We have the rarity of a book of poetry that sustains a coherence, its parts echoing back and forth upon one another, the interplay of the memos threaded throughout the work and coming finally, in “Breaking Dishes,” back to us. “God’s light” broken still and the child who still hungers “for a lost, unblemished land.” Yet it is precisely and only from what is broken that birth is possible.

This is an exceptional, powerful collection of poetry by Jean Nordhaus. The reader will be grateful to live in this landscape and to make the journey with the poet. — Myra Sklarew, May 2015



Memos from the Broken World featured in the Washington Independent Review of Books (Grace Cavalieri)
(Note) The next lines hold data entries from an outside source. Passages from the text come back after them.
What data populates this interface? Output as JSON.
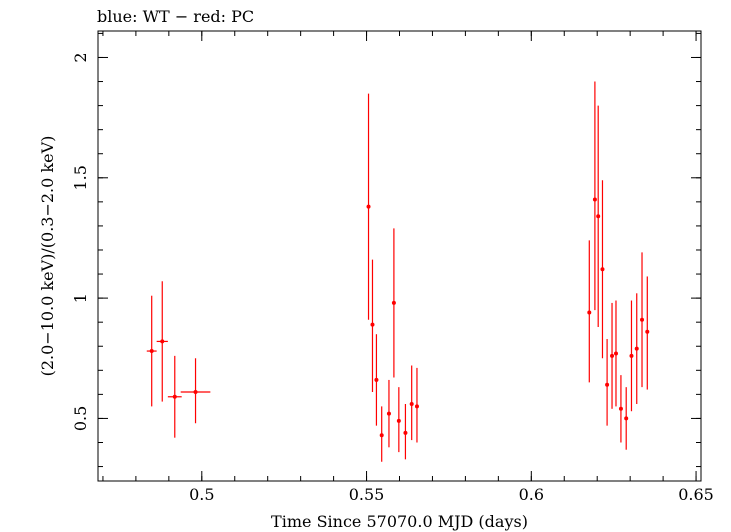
{
  "chart_data": {
    "type": "scatter",
    "title": "blue: WT − red: PC",
    "xlabel": "Time Since 57070.0 MJD (days)",
    "ylabel": "(2.0−10.0 keV)/(0.3−2.0 keV)",
    "xlim": [
      0.4685,
      0.6515
    ],
    "ylim": [
      0.24,
      2.11
    ],
    "x_ticks": [
      {
        "value": 0.5,
        "label": "0.5"
      },
      {
        "value": 0.55,
        "label": "0.55"
      },
      {
        "value": 0.6,
        "label": "0.6"
      },
      {
        "value": 0.65,
        "label": "0.65"
      }
    ],
    "y_ticks": [
      {
        "value": 0.5,
        "label": "0.5"
      },
      {
        "value": 1.0,
        "label": "1"
      },
      {
        "value": 1.5,
        "label": "1.5"
      },
      {
        "value": 2.0,
        "label": "2"
      }
    ],
    "x_minor_step": 0.01,
    "y_minor_step": 0.1,
    "grid": false,
    "series": [
      {
        "name": "PC",
        "color": "#ff0000",
        "points": [
          {
            "x": 0.4848,
            "y": 0.78,
            "xerr": 0.0015,
            "ylo": 0.55,
            "yhi": 1.01
          },
          {
            "x": 0.488,
            "y": 0.82,
            "xerr": 0.0017,
            "ylo": 0.57,
            "yhi": 1.07
          },
          {
            "x": 0.4918,
            "y": 0.59,
            "xerr": 0.0021,
            "ylo": 0.42,
            "yhi": 0.76
          },
          {
            "x": 0.4981,
            "y": 0.61,
            "xerr": 0.0045,
            "ylo": 0.48,
            "yhi": 0.75
          },
          {
            "x": 0.5506,
            "y": 1.38,
            "xerr": 0.0003,
            "ylo": 0.91,
            "yhi": 1.85
          },
          {
            "x": 0.5518,
            "y": 0.89,
            "xerr": 0.0003,
            "ylo": 0.61,
            "yhi": 1.16
          },
          {
            "x": 0.553,
            "y": 0.66,
            "xerr": 0.0004,
            "ylo": 0.47,
            "yhi": 0.85
          },
          {
            "x": 0.5546,
            "y": 0.43,
            "xerr": 0.0005,
            "ylo": 0.32,
            "yhi": 0.55
          },
          {
            "x": 0.5568,
            "y": 0.52,
            "xerr": 0.0005,
            "ylo": 0.38,
            "yhi": 0.66
          },
          {
            "x": 0.5583,
            "y": 0.98,
            "xerr": 0.0003,
            "ylo": 0.67,
            "yhi": 1.29
          },
          {
            "x": 0.5598,
            "y": 0.49,
            "xerr": 0.0005,
            "ylo": 0.36,
            "yhi": 0.63
          },
          {
            "x": 0.5618,
            "y": 0.44,
            "xerr": 0.0005,
            "ylo": 0.33,
            "yhi": 0.56
          },
          {
            "x": 0.5637,
            "y": 0.56,
            "xerr": 0.0005,
            "ylo": 0.41,
            "yhi": 0.72
          },
          {
            "x": 0.5653,
            "y": 0.55,
            "xerr": 0.0005,
            "ylo": 0.4,
            "yhi": 0.71
          },
          {
            "x": 0.6176,
            "y": 0.94,
            "xerr": 0.0003,
            "ylo": 0.65,
            "yhi": 1.24
          },
          {
            "x": 0.6193,
            "y": 1.41,
            "xerr": 0.0003,
            "ylo": 0.95,
            "yhi": 1.9
          },
          {
            "x": 0.6203,
            "y": 1.34,
            "xerr": 0.0003,
            "ylo": 0.88,
            "yhi": 1.8
          },
          {
            "x": 0.6216,
            "y": 1.12,
            "xerr": 0.0003,
            "ylo": 0.75,
            "yhi": 1.49
          },
          {
            "x": 0.623,
            "y": 0.64,
            "xerr": 0.0003,
            "ylo": 0.47,
            "yhi": 0.83
          },
          {
            "x": 0.6245,
            "y": 0.76,
            "xerr": 0.0003,
            "ylo": 0.54,
            "yhi": 0.98
          },
          {
            "x": 0.6257,
            "y": 0.77,
            "xerr": 0.0003,
            "ylo": 0.55,
            "yhi": 0.99
          },
          {
            "x": 0.6272,
            "y": 0.54,
            "xerr": 0.0003,
            "ylo": 0.4,
            "yhi": 0.68
          },
          {
            "x": 0.6288,
            "y": 0.5,
            "xerr": 0.0003,
            "ylo": 0.37,
            "yhi": 0.63
          },
          {
            "x": 0.6304,
            "y": 0.76,
            "xerr": 0.0003,
            "ylo": 0.53,
            "yhi": 0.99
          },
          {
            "x": 0.632,
            "y": 0.79,
            "xerr": 0.0003,
            "ylo": 0.56,
            "yhi": 1.02
          },
          {
            "x": 0.6336,
            "y": 0.91,
            "xerr": 0.0003,
            "ylo": 0.63,
            "yhi": 1.19
          },
          {
            "x": 0.6352,
            "y": 0.86,
            "xerr": 0.0003,
            "ylo": 0.62,
            "yhi": 1.09
          }
        ]
      }
    ]
  }
}
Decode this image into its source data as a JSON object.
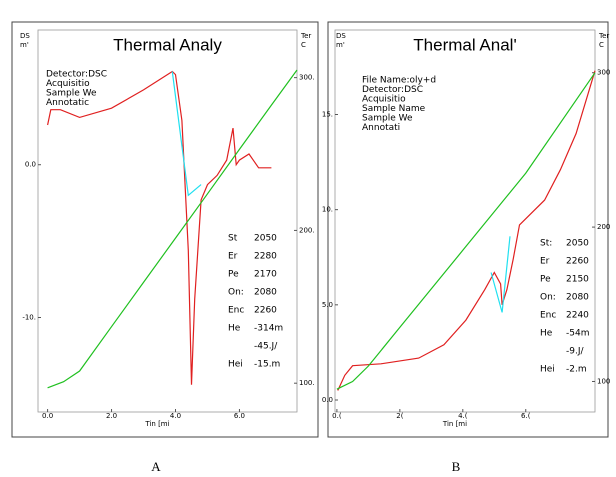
{
  "chart_data": [
    {
      "type": "line",
      "title": "Thermal Analy",
      "caption": "A",
      "ylabel": [
        "DS",
        "m'"
      ],
      "y2label": [
        "Ter",
        "C"
      ],
      "xlabel": "Tin [mi",
      "xlim": [
        -0.3,
        7.8
      ],
      "xticks": [
        {
          "value": 0,
          "label": "0.0"
        },
        {
          "value": 2,
          "label": "2.0"
        },
        {
          "value": 4,
          "label": "4.0"
        },
        {
          "value": 6,
          "label": "6.0"
        }
      ],
      "ylim": [
        -15.4,
        6.2
      ],
      "yticks": [
        {
          "value": 0,
          "label": "0.0"
        },
        {
          "value": -10,
          "label": "-10."
        }
      ],
      "y2lim": [
        89,
        305
      ],
      "y2ticks": [
        {
          "value": 300,
          "label": "300."
        },
        {
          "value": 200,
          "label": "200."
        },
        {
          "value": 100,
          "label": "100."
        }
      ],
      "info": [
        "Detector:DSC",
        "Acquisitio",
        "Sample We",
        "Annotatic"
      ],
      "result_labels": [
        "St",
        "Er",
        "Pe",
        "On:",
        "Enc",
        "He",
        "Hei"
      ],
      "result_values": [
        "2050",
        "2280",
        "2170",
        "2080",
        "2260",
        "-314m",
        "-45.J/",
        "-15.m"
      ],
      "series": [
        {
          "color": "#e02020",
          "x": [
            0,
            0.1,
            0.4,
            1.0,
            2.0,
            3.0,
            3.6,
            3.9,
            4.0,
            4.2,
            4.4,
            4.5,
            4.6,
            4.8,
            5.0,
            5.3,
            5.6,
            5.8,
            5.9,
            6.0,
            6.3,
            6.6,
            7.0
          ],
          "values": [
            2.6,
            3.6,
            3.6,
            3.1,
            3.7,
            4.9,
            5.7,
            6.1,
            5.9,
            2.9,
            -5.6,
            -14.4,
            -8.8,
            -2.3,
            -1.3,
            -0.7,
            0.3,
            2.4,
            0,
            0.3,
            0.7,
            -0.2,
            -0.2
          ]
        },
        {
          "color": "#20e0f0",
          "x": [
            3.9,
            4.4,
            4.8
          ],
          "values": [
            6.1,
            -2.0,
            -1.3
          ]
        },
        {
          "color": "#20c020",
          "axis": "y2",
          "x": [
            0,
            0.5,
            1,
            2,
            3,
            4,
            5,
            6,
            7,
            7.8
          ],
          "values": [
            97,
            101,
            108,
            137,
            166,
            195,
            224,
            253,
            282,
            305
          ]
        }
      ]
    },
    {
      "type": "line",
      "title": "Thermal Anal'",
      "caption": "B",
      "ylabel": [
        "DS",
        "m'"
      ],
      "y2label": [
        "Ter",
        "C"
      ],
      "xlabel": "Tin [mi",
      "xlim": [
        -0.06,
        8.2
      ],
      "xticks": [
        {
          "value": 0,
          "label": "0.("
        },
        {
          "value": 2,
          "label": "2("
        },
        {
          "value": 4,
          "label": "4.("
        },
        {
          "value": 6,
          "label": "6.("
        }
      ],
      "ylim": [
        0,
        17.6
      ],
      "yticks": [
        {
          "value": 15,
          "label": "15."
        },
        {
          "value": 10,
          "label": "10."
        },
        {
          "value": 5,
          "label": "5.0"
        },
        {
          "value": 0,
          "label": "0.0"
        }
      ],
      "y2lim": [
        88,
        305
      ],
      "y2ticks": [
        300,
        200,
        100
      ],
      "info": [
        "File Name:oly+d",
        "Detector:DSC",
        "Acquisitio",
        "Sample Name",
        "Sample We",
        "Annotati"
      ],
      "result_labels": [
        "St:",
        "Er",
        "Pe",
        "On:",
        "Enc",
        "He",
        "Hei"
      ],
      "result_values": [
        "2050",
        "2260",
        "2150",
        "2080",
        "2240",
        "-54m",
        "-9.J/",
        "-2.m"
      ],
      "series": [
        {
          "color": "#e02020",
          "x": [
            0.03,
            0.25,
            0.5,
            1.4,
            2.6,
            3.4,
            4.1,
            4.7,
            5.0,
            5.2,
            5.25,
            5.4,
            5.6,
            5.8,
            6.6,
            7.1,
            7.6,
            8.2
          ],
          "values": [
            0.5,
            1.3,
            1.8,
            1.9,
            2.2,
            2.9,
            4.2,
            5.8,
            6.7,
            6.1,
            5.0,
            5.8,
            7.4,
            9.2,
            10.5,
            12.1,
            14.0,
            17.3
          ]
        },
        {
          "color": "#20e0f0",
          "x": [
            4.9,
            5.25,
            5.5
          ],
          "values": [
            6.7,
            4.6,
            8.6
          ]
        },
        {
          "color": "#20c020",
          "axis": "y2",
          "x": [
            0,
            0.5,
            1,
            2,
            4,
            6,
            8.2
          ],
          "values": [
            95,
            100,
            110,
            135,
            185,
            235,
            300
          ]
        }
      ]
    }
  ]
}
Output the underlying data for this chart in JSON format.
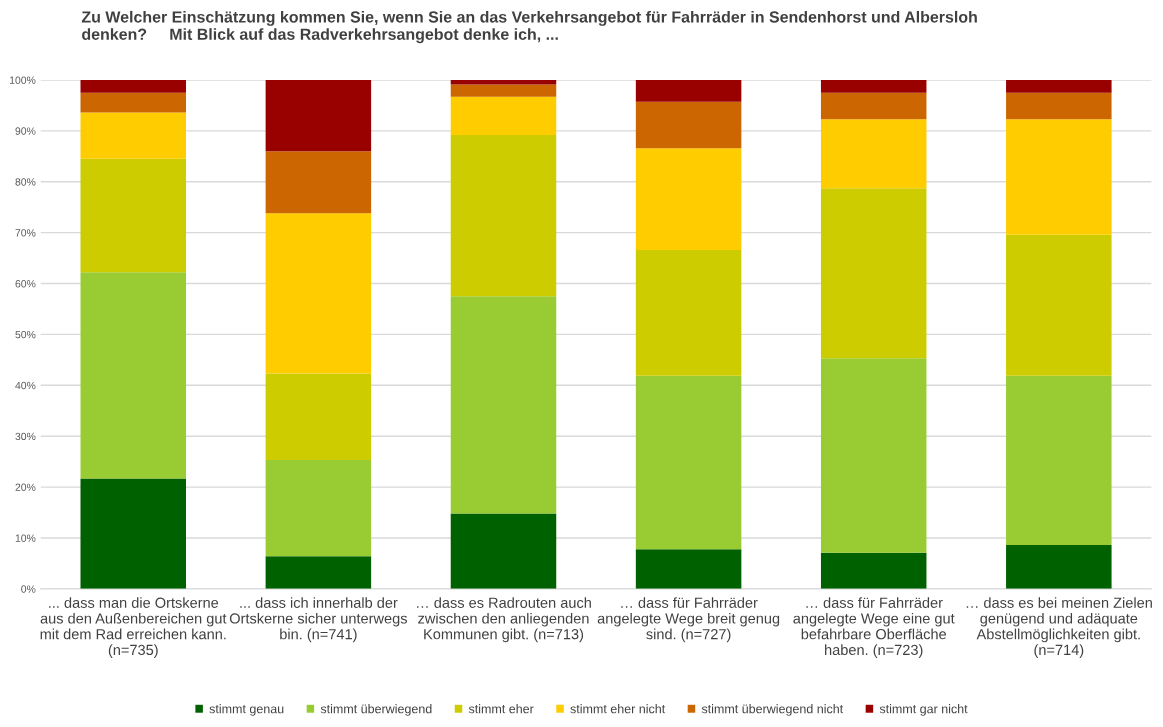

Memos from the Broken World reviewed at Innisfree Poetry Journal (Anne Harding Woodworth)


To Words

their shapes and sounds and syllables
their silences, the little song they make in the mouth,
the way they fill with breath and sail away
or whirl like caged winds in the dark brain-closet

to their swift couplings, the strict rules
that keep them dancing in lines,
the way they break out and return,

to the ones that return
and the ones unspoken,
the ones released and regretted—
even you, little foxes, false friends,

to words that ushered us in:
Mama, Papa, dog — whatever moves in us
and moves us, monkey heritage passed down,
potsherds of history I hold in my mouth when I speak,

to my mother’s words that will circle in me till I die,
to dead words lying on their sides in airless tombs
their songs silenced, feathers furled,

whole languages extinguished, with their flavors
and flowers and hymns and innuendoes,
their epics and curses, the voices they lived in.


Read “I Was Always Leaving” at the A Year of Being Here blog


About Jean Nordhaus
Jean Nordhaus has published six books of poetry. Innocence won the Charles B. Wheeler Prize and was published by Ohio State University Press in November, 2006. Her earlier books include The Porcelain Apes of Moses Mendelssohn (Milkweed Editions) and My Life in Hiding (Quarterly Review of Literature Volume 30). She has published work in American Poetry Review, the New Republic, Poetry, Best American Poetry, and Pushcart Prize: Best of the Small Presses. She lives in Washington, DC and serves as Review Editor for Poet Lore, the oldest continuously publishing poetry journal in the U.S.